What Causes Physician Burnout?

Many factors cause physician burnout over time. Let’s take a look at the more common causes of physician burnout. 

Administrative Tasks

Physicians spend the majority of their time every day doing administrative work, not spending clinical time with their patients, where they are needed most 

The guidelines and requirements for moving to a value-based care model add more work to a physician’s daily workload. That’s not including additional guidelines for incentive programs like those with Merit-Based Incentive Payment System (MIPS) and the strict regulations included in the Health Insurance and Portability Accountability Act (HIPAA). 

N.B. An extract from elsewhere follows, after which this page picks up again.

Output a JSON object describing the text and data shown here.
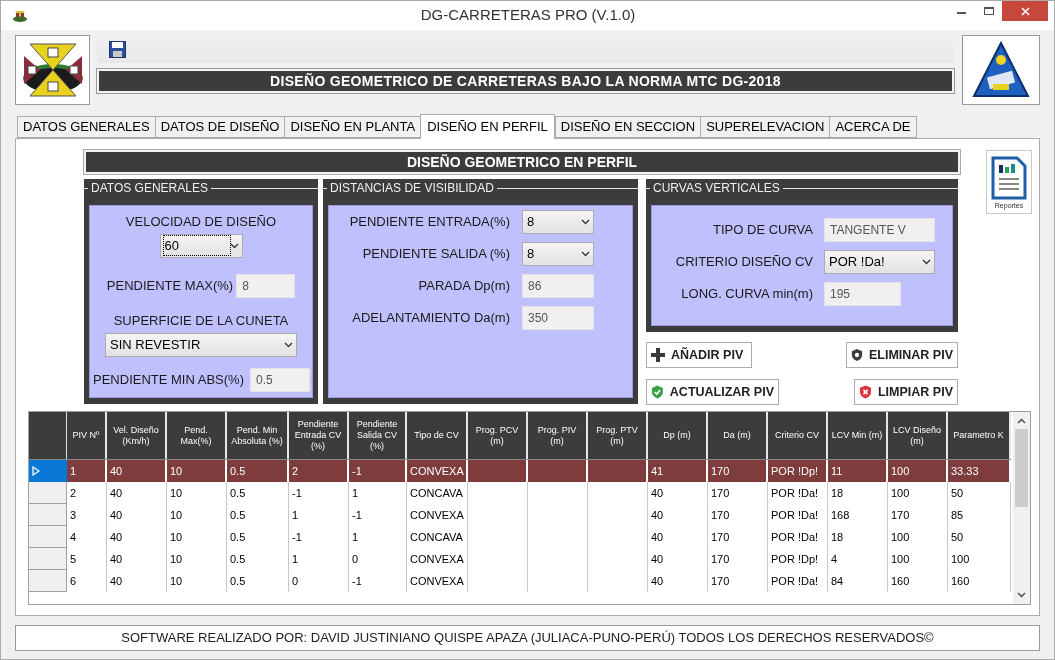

According to a recent study, the result is that for every hour of clinical time physicians spend with patients, they spend an additional two performing clerical and administrative tasks

Poor Work-Life Balance

It’s hard for physicians to take care of their patients if they can’t care for themselves. The stress and long hours that physicians work, make it challenging for them to find the time away from work to recharge their physical, emotional, and spiritual batteries.

A physician typically works 40-60 hours weekly, including nights and weekends. Unfortunately, these hours can make spending quality time connecting with friends and family or participating in pleasurable hobbies difficult. 


The use of technology by healthcare systems has increased exponentially in recent years. 

A 2019 study by the Journal of the American Medical Informatics Association (JAMIA) has some startling information on how health information technology (HIT) and electronic health record systems (EHR) contribute to physician burnout.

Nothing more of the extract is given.